Iva versata per errore, istanza entro 2 anni
Non r ileva il termine previsto per il dir itto alla detrazione
pL’Iva erroneamente versata va richiesta entro due anni dalla data di versamento: trattandosi, infatti, di un cosiddetto rimborso “anomalo” segue le regole più generali per la restituzione dei tributi. Ad affermarlo è la Corte di cassazione con l’ordinanza 27221 depositata ieri.
Una società presentava una richiesta di rimborso Iva erroneamente versata su operazioni di importazione. Tali somme non erano state inserite nel quadro VF della dichiarazione, relativo appunto all'imposta versata sugli acquisti.
L'ufficio negava la restituzione ritenendo la domanda tardiva rispetto al termine biennale previsto per legge.
Il provvedimento veniva im- pugnato dinanzi al giudice tributario il quale, tuttavia, in grado di appello ne confermava la legittimità, ritenendo tardiva la domanda presentata. In particolare, rilevava che l'Iva erroneamente pagata nel 2005 poteva essere detratta con la dichiarazione relativa al 2006, da presentarsi entro il 31 ottobre 2007, con la conseguenza che la domanda di rimborso poteva essere presentata entro il 31 ottobre 2009.
La società ricorreva così in Cassazione lamentando un'errata applicazione dell'articolo 19 del decreto Iva poiché il collegio di seconde cure aveva confuso i termini di presentazione della dichiarazione con quelli previsti per la detrazione dell'imposta.
I giudici di legittimità hanno confermato la legittimità del diniego sebbene con diversa motivazione.
Innanzitutto la Suprema corte ha rilevato che la domanda di rimborso non rientrante tra le ipotesi disciplinate dall'articolo 30 del decreto Iva va proposta secondo le regole dell'articolo 21 del Dlgs 546/92, secondo il quale, in mancanza di specifiche previsioni, la richiesta di restituzione di un'imposta non può essere presentata dopo due anni dal pagamento ovvero dal giorno in cui si è verificato il presupposto della restituzione.
Secondo un orientamento consolidato, ai fini Iva il termine entro il quale va avanzata la richiesta decorre dalla data di versamento del tributo, a nulla rilevando il termine previsto per il diritto alla detrazione.
La Cassazione ha infatti precisato che la detrazione ed il rimborso di imposta sono manifestazioni alternative del medesimo diritto, sebbene non subordinate agli stessi presupposti.
Con riguardo alla presentazione di una dichiarazione correttiva di un errore, i giudici di legittimità hanno ricordato la recente pronuncia delle Sezioni unite (sentenza n. 13378/2016) con la quale è stato affermato che il contribuente ha sempre la possibilità di correggere errori od omissioni a proprio sfavore contenuti in una dichiarazione presentata, seguendo però spe- cifiche modalità, tra cui anche la domanda di rimborso.
Va da sé, quindi, che ove si opti per la richiesta di restituzione, quest'ultima deve rispettare le previsioni previste dalla norma.

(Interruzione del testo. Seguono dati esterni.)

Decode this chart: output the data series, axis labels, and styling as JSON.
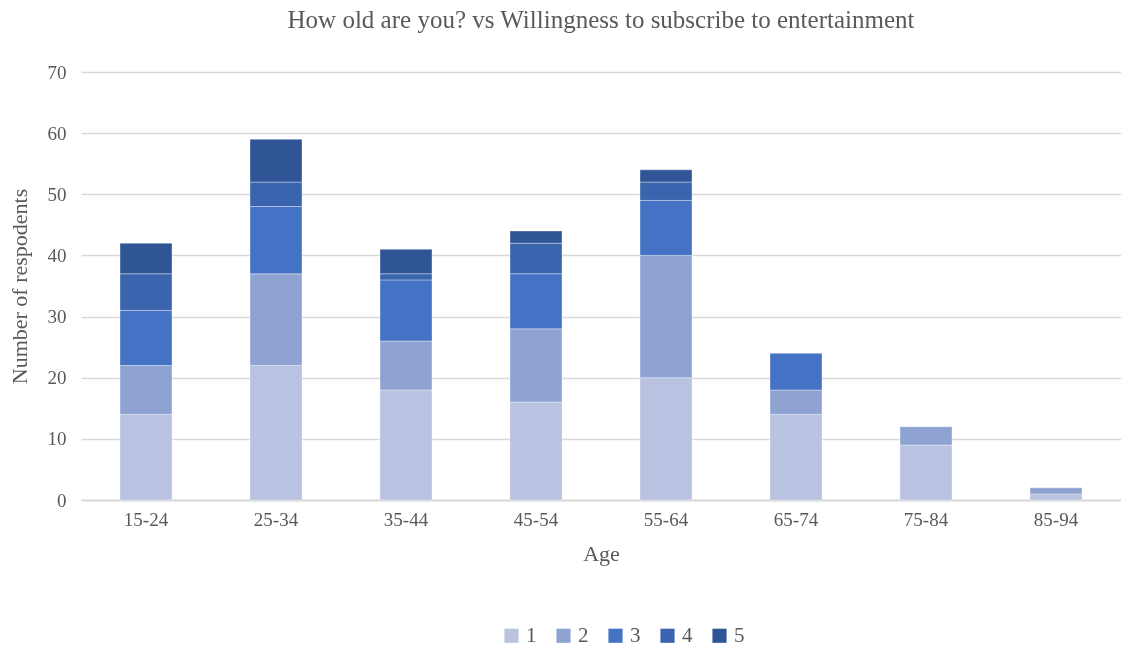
{
  "chart_data": {
    "type": "bar",
    "title": "How old are you? vs Willingness to subscribe to entertainment",
    "xlabel": "Age",
    "ylabel": "Number of respodents",
    "categories": [
      "15-24",
      "25-34",
      "35-44",
      "45-54",
      "55-64",
      "65-74",
      "75-84",
      "85-94"
    ],
    "stacked": true,
    "series": [
      {
        "name": "1",
        "color": "#b9c3e1",
        "values": [
          14,
          22,
          18,
          16,
          20,
          14,
          9,
          1
        ]
      },
      {
        "name": "2",
        "color": "#8fa3d3",
        "values": [
          8,
          15,
          8,
          12,
          20,
          4,
          3,
          1
        ]
      },
      {
        "name": "3",
        "color": "#4472c4",
        "values": [
          9,
          11,
          10,
          9,
          9,
          6,
          null,
          null
        ]
      },
      {
        "name": "4",
        "color": "#3a64ad",
        "values": [
          6,
          4,
          1,
          5,
          3,
          null,
          null,
          null
        ]
      },
      {
        "name": "5",
        "color": "#2f5597",
        "values": [
          5,
          7,
          4,
          2,
          2,
          null,
          null,
          null
        ]
      }
    ],
    "ylim": [
      0,
      70
    ],
    "yticks": [
      0,
      10,
      20,
      30,
      40,
      50,
      60,
      70
    ],
    "grid": "y",
    "legend": "bottom"
  }
}
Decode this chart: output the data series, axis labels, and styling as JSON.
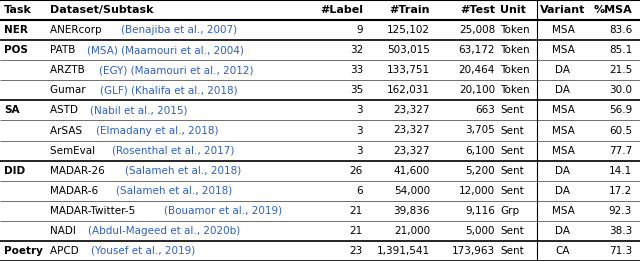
{
  "col_headers": [
    "Task",
    "Dataset/Subtask",
    "#Label",
    "#Train",
    "#Test",
    "Unit",
    "Variant",
    "%MSA"
  ],
  "rows": [
    [
      "NER",
      "ANERcorp (Benajiba et al., 2007)",
      "9",
      "125,102",
      "25,008",
      "Token",
      "MSA",
      "83.6"
    ],
    [
      "POS",
      "PATB (MSA) (Maamouri et al., 2004)",
      "32",
      "503,015",
      "63,172",
      "Token",
      "MSA",
      "85.1"
    ],
    [
      "",
      "ARZTB (EGY) (Maamouri et al., 2012)",
      "33",
      "133,751",
      "20,464",
      "Token",
      "DA",
      "21.5"
    ],
    [
      "",
      "Gumar (GLF) (Khalifa et al., 2018)",
      "35",
      "162,031",
      "20,100",
      "Token",
      "DA",
      "30.0"
    ],
    [
      "SA",
      "ASTD (Nabil et al., 2015)",
      "3",
      "23,327",
      "663",
      "Sent",
      "MSA",
      "56.9"
    ],
    [
      "",
      "ArSAS (Elmadany et al., 2018)",
      "3",
      "23,327",
      "3,705",
      "Sent",
      "MSA",
      "60.5"
    ],
    [
      "",
      "SemEval (Rosenthal et al., 2017)",
      "3",
      "23,327",
      "6,100",
      "Sent",
      "MSA",
      "77.7"
    ],
    [
      "DID",
      "MADAR-26 (Salameh et al., 2018)",
      "26",
      "41,600",
      "5,200",
      "Sent",
      "DA",
      "14.1"
    ],
    [
      "",
      "MADAR-6 (Salameh et al., 2018)",
      "6",
      "54,000",
      "12,000",
      "Sent",
      "DA",
      "17.2"
    ],
    [
      "",
      "MADAR-Twitter-5 (Bouamor et al., 2019)",
      "21",
      "39,836",
      "9,116",
      "Grp",
      "MSA",
      "92.3"
    ],
    [
      "",
      "NADI (Abdul-Mageed et al., 2020b)",
      "21",
      "21,000",
      "5,000",
      "Sent",
      "DA",
      "38.3"
    ],
    [
      "Poetry",
      "APCD (Yousef et al., 2019)",
      "23",
      "1,391,541",
      "173,963",
      "Sent",
      "CA",
      "71.3"
    ]
  ],
  "link_color": "#3060C0",
  "text_color": "#000000",
  "bg_color": "#ffffff",
  "figsize": [
    6.4,
    2.61
  ],
  "dpi": 100,
  "header_fontsize": 8.0,
  "row_fontsize": 7.5,
  "thick_after_rows": [
    0,
    3,
    6,
    10,
    11
  ],
  "vline_after_col5": true
}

Nella specie si trattava di un cosiddetto rimborso “anomalo”, atteso che riguardava un'imposta erroneamente versata per la quale non vi sono specifiche regole per la sua restituzione.

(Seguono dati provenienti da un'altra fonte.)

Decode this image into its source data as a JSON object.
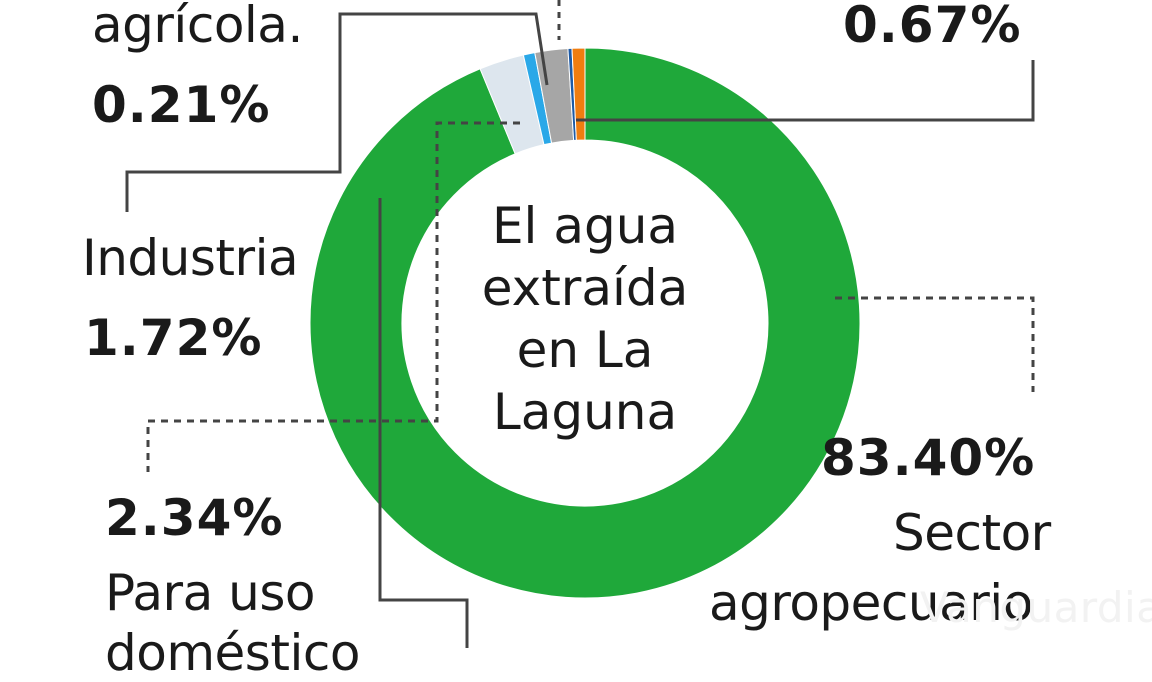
{
  "chart_data": {
    "type": "pie",
    "title": "El agua\nextraída\nen La\nLaguna",
    "series": [
      {
        "label": "Sector agropecuario",
        "value": 83.4,
        "color": "#1fa83a"
      },
      {
        "label": "Para uso doméstico",
        "value": 2.34,
        "color": "#dde6ee"
      },
      {
        "label": "",
        "value": 0.6,
        "color": "#2aa8e8"
      },
      {
        "label": "Industria",
        "value": 1.72,
        "color": "#a6a6a6"
      },
      {
        "label": "agrícola.",
        "value": 0.21,
        "color": "#1c5aa6"
      },
      {
        "label": "",
        "value": 0.67,
        "color": "#ef7d10"
      }
    ]
  },
  "labels": {
    "agricola_name": "agrícola.",
    "agricola_pct": "0.21%",
    "top_right_pct": "0.67%",
    "industria_name": "Industria",
    "industria_pct": "1.72%",
    "domestico_pct": "2.34%",
    "domestico_line1": "Para uso",
    "domestico_line2": "doméstico",
    "agro_pct": "83.40%",
    "agro_line1": "Sector",
    "agro_line2": "agropecuario"
  },
  "watermark": "Vanguardia"
}
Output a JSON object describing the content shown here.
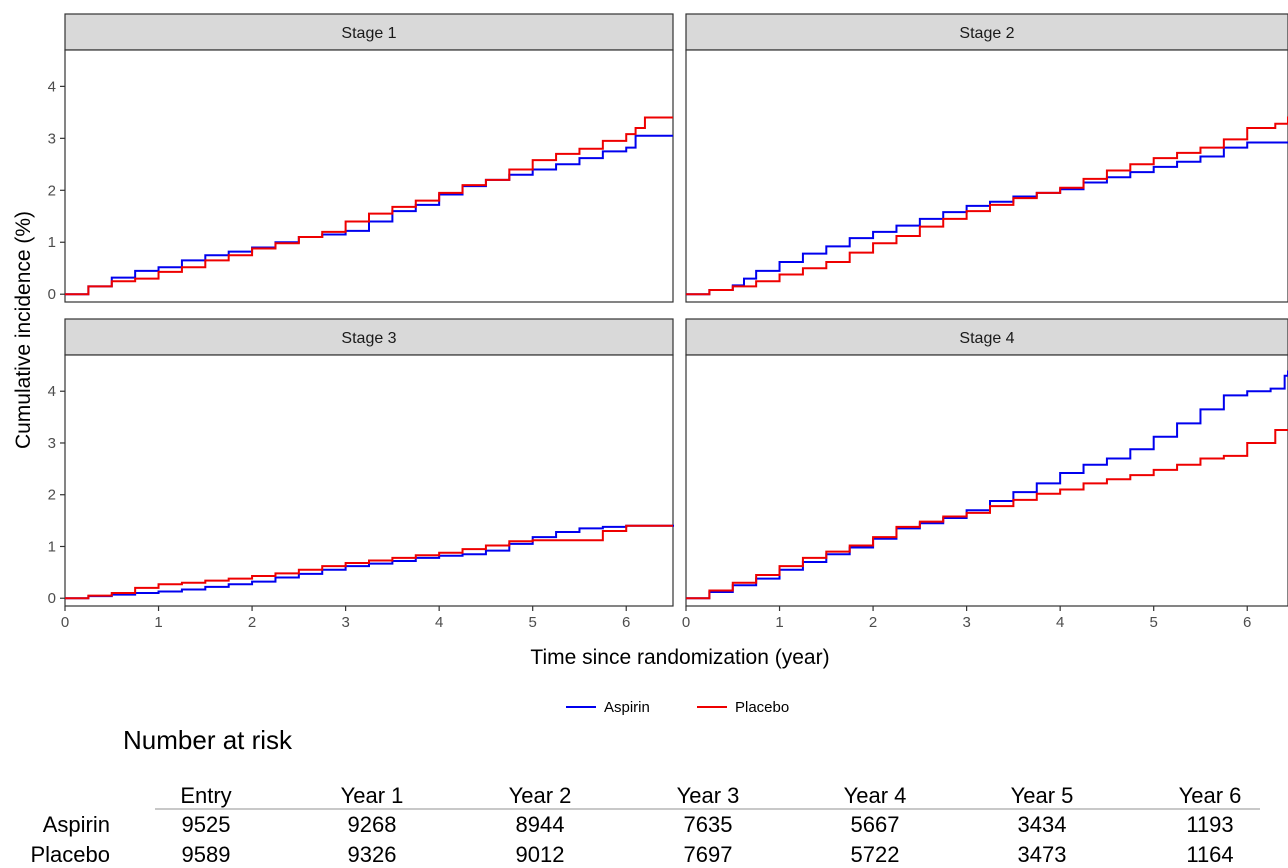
{
  "chart_data": {
    "type": "line",
    "layout": "2x2 facets",
    "ylabel": "Cumulative incidence (%)",
    "xlabel": "Time since randomization (year)",
    "xlim": [
      0,
      6.5
    ],
    "ylim": [
      0,
      4.7
    ],
    "xticks": [
      0,
      1,
      2,
      3,
      4,
      5,
      6
    ],
    "yticks": [
      0,
      1,
      2,
      3,
      4
    ],
    "grid": false,
    "legend_position": "bottom",
    "colors": {
      "Aspirin": "#0000ee",
      "Placebo": "#ee0000"
    },
    "legend": [
      "Aspirin",
      "Placebo"
    ],
    "panels": [
      {
        "title": "Stage 1",
        "series": [
          {
            "name": "Aspirin",
            "x": [
              0,
              0.25,
              0.5,
              0.75,
              1.0,
              1.25,
              1.5,
              1.75,
              2.0,
              2.25,
              2.5,
              2.75,
              3.0,
              3.25,
              3.5,
              3.75,
              4.0,
              4.25,
              4.5,
              4.75,
              5.0,
              5.25,
              5.5,
              5.75,
              6.0,
              6.1,
              6.5
            ],
            "y": [
              0,
              0.15,
              0.32,
              0.45,
              0.52,
              0.65,
              0.75,
              0.82,
              0.9,
              1.0,
              1.1,
              1.15,
              1.22,
              1.4,
              1.6,
              1.72,
              1.92,
              2.08,
              2.2,
              2.3,
              2.4,
              2.5,
              2.62,
              2.75,
              2.82,
              3.05,
              3.05
            ]
          },
          {
            "name": "Placebo",
            "x": [
              0,
              0.25,
              0.5,
              0.75,
              1.0,
              1.25,
              1.5,
              1.75,
              2.0,
              2.25,
              2.5,
              2.75,
              3.0,
              3.25,
              3.5,
              3.75,
              4.0,
              4.25,
              4.5,
              4.75,
              5.0,
              5.25,
              5.5,
              5.75,
              6.0,
              6.1,
              6.2,
              6.5
            ],
            "y": [
              0,
              0.15,
              0.25,
              0.3,
              0.43,
              0.52,
              0.65,
              0.75,
              0.88,
              0.98,
              1.1,
              1.2,
              1.4,
              1.55,
              1.68,
              1.8,
              1.95,
              2.1,
              2.2,
              2.4,
              2.58,
              2.7,
              2.8,
              2.95,
              3.08,
              3.2,
              3.4,
              3.4
            ]
          }
        ]
      },
      {
        "title": "Stage 2",
        "series": [
          {
            "name": "Aspirin",
            "x": [
              0,
              0.25,
              0.5,
              0.62,
              0.75,
              1.0,
              1.25,
              1.5,
              1.75,
              2.0,
              2.25,
              2.5,
              2.75,
              3.0,
              3.25,
              3.5,
              3.75,
              4.0,
              4.25,
              4.5,
              4.75,
              5.0,
              5.25,
              5.5,
              5.75,
              6.0,
              6.5
            ],
            "y": [
              0,
              0.08,
              0.17,
              0.3,
              0.45,
              0.62,
              0.78,
              0.92,
              1.08,
              1.2,
              1.32,
              1.45,
              1.58,
              1.7,
              1.78,
              1.88,
              1.95,
              2.02,
              2.15,
              2.25,
              2.35,
              2.45,
              2.55,
              2.65,
              2.82,
              2.92,
              2.92
            ]
          },
          {
            "name": "Placebo",
            "x": [
              0,
              0.25,
              0.5,
              0.75,
              1.0,
              1.25,
              1.5,
              1.75,
              2.0,
              2.25,
              2.5,
              2.75,
              3.0,
              3.25,
              3.5,
              3.75,
              4.0,
              4.25,
              4.5,
              4.75,
              5.0,
              5.25,
              5.5,
              5.75,
              6.0,
              6.3,
              6.5
            ],
            "y": [
              0,
              0.08,
              0.15,
              0.25,
              0.38,
              0.5,
              0.62,
              0.8,
              0.98,
              1.12,
              1.3,
              1.45,
              1.6,
              1.72,
              1.85,
              1.95,
              2.05,
              2.22,
              2.38,
              2.5,
              2.62,
              2.72,
              2.82,
              2.98,
              3.2,
              3.28,
              3.42
            ]
          }
        ]
      },
      {
        "title": "Stage 3",
        "series": [
          {
            "name": "Aspirin",
            "x": [
              0,
              0.25,
              0.5,
              0.75,
              1.0,
              1.25,
              1.5,
              1.75,
              2.0,
              2.25,
              2.5,
              2.75,
              3.0,
              3.25,
              3.5,
              3.75,
              4.0,
              4.25,
              4.5,
              4.75,
              5.0,
              5.25,
              5.5,
              5.75,
              6.0,
              6.5
            ],
            "y": [
              0,
              0.04,
              0.07,
              0.1,
              0.13,
              0.17,
              0.22,
              0.27,
              0.32,
              0.4,
              0.47,
              0.55,
              0.62,
              0.67,
              0.72,
              0.78,
              0.82,
              0.85,
              0.92,
              1.05,
              1.18,
              1.28,
              1.35,
              1.38,
              1.4,
              1.42
            ]
          },
          {
            "name": "Placebo",
            "x": [
              0,
              0.25,
              0.5,
              0.75,
              1.0,
              1.25,
              1.5,
              1.75,
              2.0,
              2.25,
              2.5,
              2.75,
              3.0,
              3.25,
              3.5,
              3.75,
              4.0,
              4.25,
              4.5,
              4.75,
              5.0,
              5.25,
              5.5,
              5.75,
              6.0,
              6.5
            ],
            "y": [
              0,
              0.05,
              0.1,
              0.2,
              0.27,
              0.3,
              0.34,
              0.38,
              0.43,
              0.48,
              0.55,
              0.62,
              0.68,
              0.73,
              0.78,
              0.83,
              0.88,
              0.95,
              1.02,
              1.1,
              1.12,
              1.12,
              1.12,
              1.3,
              1.4,
              1.4
            ]
          }
        ]
      },
      {
        "title": "Stage 4",
        "series": [
          {
            "name": "Aspirin",
            "x": [
              0,
              0.25,
              0.5,
              0.75,
              1.0,
              1.25,
              1.5,
              1.75,
              2.0,
              2.25,
              2.5,
              2.75,
              3.0,
              3.25,
              3.5,
              3.75,
              4.0,
              4.25,
              4.5,
              4.75,
              5.0,
              5.25,
              5.5,
              5.75,
              6.0,
              6.25,
              6.4,
              6.5
            ],
            "y": [
              0,
              0.12,
              0.25,
              0.38,
              0.55,
              0.7,
              0.85,
              0.98,
              1.15,
              1.35,
              1.45,
              1.55,
              1.7,
              1.88,
              2.05,
              2.22,
              2.42,
              2.58,
              2.7,
              2.88,
              3.12,
              3.38,
              3.65,
              3.92,
              4.0,
              4.05,
              4.3,
              4.4
            ]
          },
          {
            "name": "Placebo",
            "x": [
              0,
              0.25,
              0.5,
              0.75,
              1.0,
              1.25,
              1.5,
              1.75,
              2.0,
              2.25,
              2.5,
              2.75,
              3.0,
              3.25,
              3.5,
              3.75,
              4.0,
              4.25,
              4.5,
              4.75,
              5.0,
              5.25,
              5.5,
              5.75,
              6.0,
              6.3,
              6.5
            ],
            "y": [
              0,
              0.15,
              0.3,
              0.45,
              0.62,
              0.78,
              0.9,
              1.02,
              1.18,
              1.38,
              1.48,
              1.58,
              1.65,
              1.78,
              1.9,
              2.02,
              2.1,
              2.22,
              2.3,
              2.38,
              2.48,
              2.58,
              2.7,
              2.75,
              3.0,
              3.25,
              3.25
            ]
          }
        ]
      }
    ]
  },
  "risk_table": {
    "title": "Number at risk",
    "columns": [
      "Entry",
      "Year 1",
      "Year 2",
      "Year 3",
      "Year 4",
      "Year 5",
      "Year 6"
    ],
    "rows": [
      {
        "label": "Aspirin",
        "values": [
          "9525",
          "9268",
          "8944",
          "7635",
          "5667",
          "3434",
          "1193"
        ]
      },
      {
        "label": "Placebo",
        "values": [
          "9589",
          "9326",
          "9012",
          "7697",
          "5722",
          "3473",
          "1164"
        ]
      }
    ]
  }
}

Pertanto risultava applicabile il più generale termine biennale di decadenza decorrente dalla data del pagamento.
La decisione è importante poiché rimarca la necessità che entro due anni il contribuente si attivi per dare evidenza del proprio diritto. La maggior parte delle pronunce di legittimità riguarda, infatti, la diversa fattispecie del termine di prescrizione, previsto in dieci anni. Ne consegue che solo quando il contribuente ha esternato il proprio diritto, sia esso di detrazione o di rimborso dell'Iva, può decorrere il termine decennale di prescrizione ordinariamente previsto.